I have no idea what I did to offend my hosts but upon arrival I was immediately ushered downstair to the basement which had a strong pissy aroma. The Mouse couldn't smell it but it was DEFINITELY there.
knew I would acclimatise, but I couldn't help but feel that this was going totally ruin the whole bloody evening.
We started with a selection of cured meats and tartares. I don't know if the more spartan, Italian tartare, Battuta all'Albese, was supposed to overshadow the French version, on account of some bovine patriotism from the proprietors but it was totally eclipsed.
Sliced lard with honey and walnuts was a novel treat, worlds away from the slabs of lard I dipped in paprika and bravely swallowed in Kiev months earlier.
You order your Fassona steak, from the Piemonte region of Northern Italy, by the kilo.
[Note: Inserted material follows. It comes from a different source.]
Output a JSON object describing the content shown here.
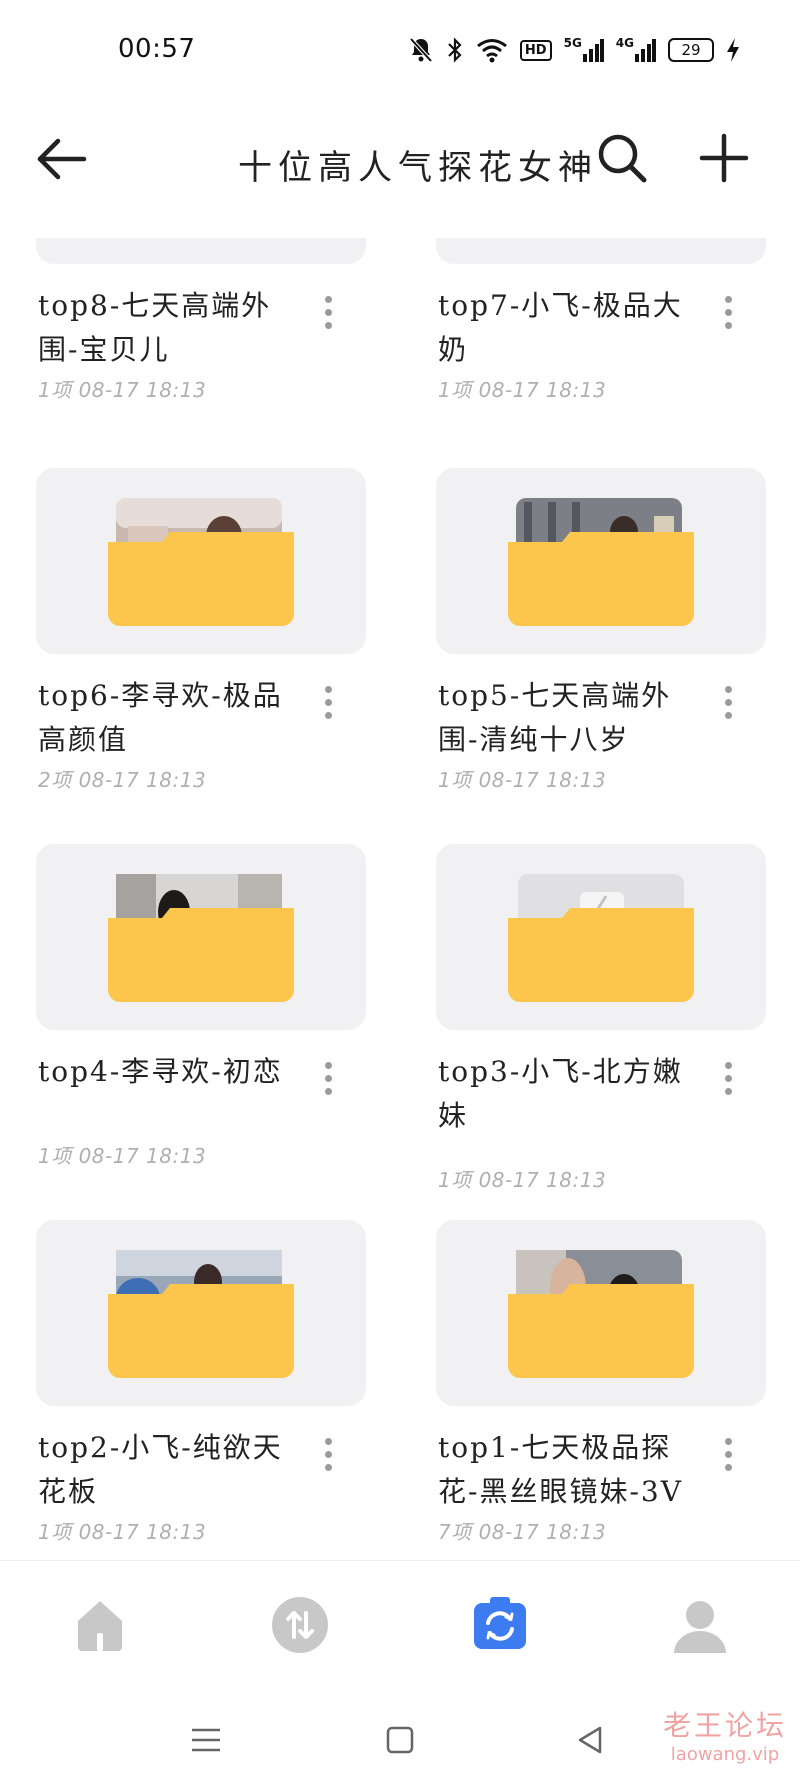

With starters and wine, it's punishingly expensive. But likely the best steak I've had in London.
The massive T-bones are presented for your inspection before they hit the grill. Served medium-rare, and sprinkled with coarse rock salt, the steak has a perfect combination of tender and char.
Rather misleadingly, the steak is served surrounded by crispy grizzle. Thinking it might make for a satisfying snack I popped it in my mouth. I chewed on that raw walrus blubber and tried not to disgust our dinner companions by slowly regurgitating the mess into a napkin. It stayed in my pocket for 50 minutes before I was able to dispose of it. It was clearly not meant to be consumed.
Sadly the sides weren't much to speak of. The frites were bulemic chips, and the spinach was drowned and soulless.
If you're going, sit upstairs, forgo the starters, share a kilo, and get out of there.